The biggest obstacle to AR’s growth may be that many brands still haven’t grasped how pervasive the technology is already. “The most common pushback from marketers is worry about lack of reach due to the extra steps consumers have to take to be exposed to brand messaging,” Lim says. “I think it comes from a lack of understanding around what a strategically designed AR strategy can do for a brand.”
Just Another Accessory
Despite the obstacles, brands continue to ramp up their investments in AR. Dan Ferguson, co-founder and partner at Groove Jones, which provides AR, VR, and other technology for advertising, training, design, and productivity, says that consumers view AR as just another accessory on their smartphones and social channels.
“When we explain to marketers that if they’ve ever used a filter on a photo, they’re using AR, they get it,” says Ferguson, whose clients include Toyota, AT&T, and Salesforce. “Toyota is using AR to display vehicles when they’re not physically there or to display digital add-ons like roof racks to vehicles that are physically there, so it’s for visualization, productivity, and merchandising as well.”
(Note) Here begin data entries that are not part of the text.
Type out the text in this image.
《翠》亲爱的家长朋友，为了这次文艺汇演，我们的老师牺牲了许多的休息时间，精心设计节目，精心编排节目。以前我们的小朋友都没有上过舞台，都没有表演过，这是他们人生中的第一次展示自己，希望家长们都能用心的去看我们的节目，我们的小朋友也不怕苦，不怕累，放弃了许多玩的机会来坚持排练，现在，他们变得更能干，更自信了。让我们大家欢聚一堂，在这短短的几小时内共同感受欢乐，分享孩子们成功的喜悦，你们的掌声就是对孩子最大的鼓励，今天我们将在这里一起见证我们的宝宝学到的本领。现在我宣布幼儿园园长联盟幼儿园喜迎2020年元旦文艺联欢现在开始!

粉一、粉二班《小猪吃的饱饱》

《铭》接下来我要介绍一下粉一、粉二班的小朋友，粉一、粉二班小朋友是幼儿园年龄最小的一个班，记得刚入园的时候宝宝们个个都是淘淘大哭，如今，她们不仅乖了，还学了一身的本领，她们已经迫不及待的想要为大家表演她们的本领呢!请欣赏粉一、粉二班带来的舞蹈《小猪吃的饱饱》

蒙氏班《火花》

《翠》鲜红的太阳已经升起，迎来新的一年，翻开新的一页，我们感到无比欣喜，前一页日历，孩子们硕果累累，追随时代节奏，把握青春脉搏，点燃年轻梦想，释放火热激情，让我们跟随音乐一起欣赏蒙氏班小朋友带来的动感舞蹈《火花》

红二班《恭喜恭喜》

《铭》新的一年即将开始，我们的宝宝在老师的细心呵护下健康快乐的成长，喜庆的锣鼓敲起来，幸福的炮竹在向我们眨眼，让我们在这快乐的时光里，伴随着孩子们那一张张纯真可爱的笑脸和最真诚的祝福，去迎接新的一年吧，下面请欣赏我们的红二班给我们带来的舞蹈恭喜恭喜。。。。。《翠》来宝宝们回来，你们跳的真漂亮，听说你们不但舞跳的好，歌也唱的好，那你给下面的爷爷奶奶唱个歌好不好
Groove Jones recently developed an ad campaign for the NBA’s Dallas Mavericks, featuring a gamified digital AR experience targeting the basketball team’s fans. The campaign, which was created in partnership with The University of Texas Southwestern Pediatrics Group, is designed to promote the idea of wearing a mask to help stop the spread of COVID-19.
“The pandemic has definitely driven interest in AR, because for a while everything that people had been touching, feeling, and tasting pre-COVID was then being done virtually, using the camera on their phone,” Ferguson says.
Ferguson also notes that AR experiences can be tracked and measured to show opt-in rates and conversions, giving the technology a provable ROI, and letting brands build out their first-party data sets. AR-based campaigns normally require two to four months to produce and, due to its digital nature, the creative can be adjusted in near-real-time, Ferguson adds.
However, Dr. Jennifer Brannon Barhorst, assistant professor of marketing at the College of Charleston, School of Business, says generating solid ROI from AR-based campaigns will be a challenge.
“The return on marketing spend is still being determined,” says Barhorst, author of a 2021 study exploring the impact of AR technologies in a traditional shopping context.
Don’t Lose Sight of the Customer
Barhorst envisions a not-too-distant future where brand icons such as Tony the Tiger and the Pillsbury Doughboy are brought to life via AR in store aisles to steer consumers toward specific products, though that will likely require AR moving from smartphones to wearable technology such as smart glasses.
Groove Jones’ Ferguson says that wearables will quickly rival smartphones in delivering compelling brand AR-based experiences and he stresses that ad agencies should evaluate how these platforms will require new creative approaches. “Marketers are going to need to think in 3D and focus on bite-size snackable engagements, 30-, 60- and 120-second experiences,” he says.
While these technologies hold a lot of promise for marketers, Isobar’s Huberts says AR and VR should continue to be viewed through the prism of enhancing the customer experience.
“Technical gymnastics can work great to drive buzz and awareness for more short-term marketing and advertising efforts,” he says. “But if you’re launching an innovative product and service that is meant to deliver longer-term utility, you need to be doubly focused on solving a real customer problem. People first, tech second.”